# Anybody surf fishing?



## KT_UMCP (Oct 11, 2005)

I just arrived in New Jersey about 40 minutes from the belmar and point pleasant coastline.

Has anyone been been fishing these parts or along the same coastline? 

I was planning on doing tome blackfishing out of the inlets here and was wondering if anyone been having any luck.

I also bought the long rods for some surf fishing for stripers.

Pretty lonely guy these days and decided to spend my holidays alone with the water in front of me and thoughts and memories of past Christmas's.

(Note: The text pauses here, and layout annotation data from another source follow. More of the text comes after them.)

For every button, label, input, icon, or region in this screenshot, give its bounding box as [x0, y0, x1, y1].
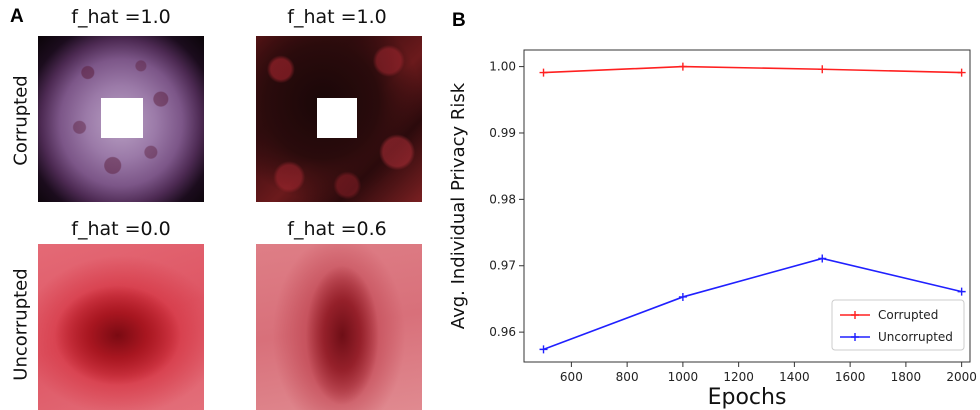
image-title-uncorrupted-1: f_hat =0.0 — [71, 218, 171, 240]
corrupted-lesion-image-1 — [38, 36, 204, 202]
data-point-marker — [957, 68, 966, 77]
data-point-marker — [957, 287, 966, 296]
x-tick-label: 1600 — [835, 370, 866, 384]
axis-ticks: 600 800 1000 1200 1400 1600 1800 2000 0.96 0.97 0.… — [489, 60, 977, 384]
y-axis-title: Avg. Individual Privacy Risk — [448, 82, 469, 329]
y-tick-label: 0.96 — [489, 325, 516, 339]
y-tick-label: 0.97 — [489, 259, 516, 273]
legend-marker — [851, 333, 859, 341]
y-tick-label: 0.99 — [489, 126, 516, 140]
legend-marker — [851, 311, 859, 319]
data-point-marker — [678, 62, 687, 71]
image-title-uncorrupted-2: f_hat =0.6 — [287, 218, 387, 240]
legend-label-uncorrupted: Uncorrupted — [878, 330, 953, 344]
y-tick-label: 0.98 — [489, 192, 516, 206]
data-point-marker — [818, 254, 827, 263]
x-tick-label: 1200 — [723, 370, 754, 384]
data-point-marker — [678, 292, 687, 301]
panel-b-letter: B — [452, 10, 466, 31]
plot-frame — [523, 49, 971, 363]
series-line-corrupted — [543, 65, 962, 74]
x-tick-label: 1400 — [779, 370, 810, 384]
data-point-marker — [818, 65, 827, 74]
x-tick-label: 1800 — [891, 370, 922, 384]
y-tick-label: 1.00 — [489, 60, 516, 74]
corrupted-lesion-image-2 — [256, 36, 422, 202]
x-tick-label: 2000 — [946, 370, 977, 384]
series-line-uncorrupted — [543, 257, 962, 351]
series-lines — [539, 62, 966, 354]
x-tick-label: 600 — [560, 370, 583, 384]
uncorrupted-lesion-image-1 — [38, 244, 204, 410]
x-axis-title: Epochs — [708, 385, 787, 410]
image-title-corrupted-1: f_hat =1.0 — [71, 6, 171, 28]
data-point-marker — [539, 345, 548, 354]
legend-label-corrupted: Corrupted — [878, 308, 938, 322]
legend: Corrupted Uncorrupted — [831, 299, 965, 351]
x-tick-label: 1000 — [668, 370, 699, 384]
data-point-marker — [539, 68, 548, 77]
panel-a-letter: A — [10, 6, 24, 27]
uncorrupted-lesion-image-2 — [256, 244, 422, 410]
image-title-corrupted-2: f_hat =1.0 — [287, 6, 387, 28]
x-tick-label: 800 — [616, 370, 639, 384]
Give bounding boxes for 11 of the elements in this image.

So if anyone can help out a fellow fisherman during the holidays I wouild appreciate any and all information.

Happy Holidays!!


----------



## cfishigotu (Aug 27, 2003)

I heard they are still getting schoolies here and there and a fifty pounder came in at IBSP.

Good Luck


----------



## RuddeDogg (Mar 20, 2004)

*I haven't*

Heard much happening around the Cape May area. I guess there are some schoolies still around. Good luck and hook em up if ya can.


----------



## '02 F-150 (Dec 20, 2005)

I heard that they were hitting them pretty good at LBI. I was on the beach today in Brick and there was no action there.


----------



## Sudsrat (Dec 25, 2005)

Fished IBSP today.7am-noon.
Lots of shorts on metal and chartruese teaser.
'Bout 10-12 stripers,even hits metal/teaser.
2 just shy of 24"

A 50lb'er??
Didn't hear about that.

Steve


----------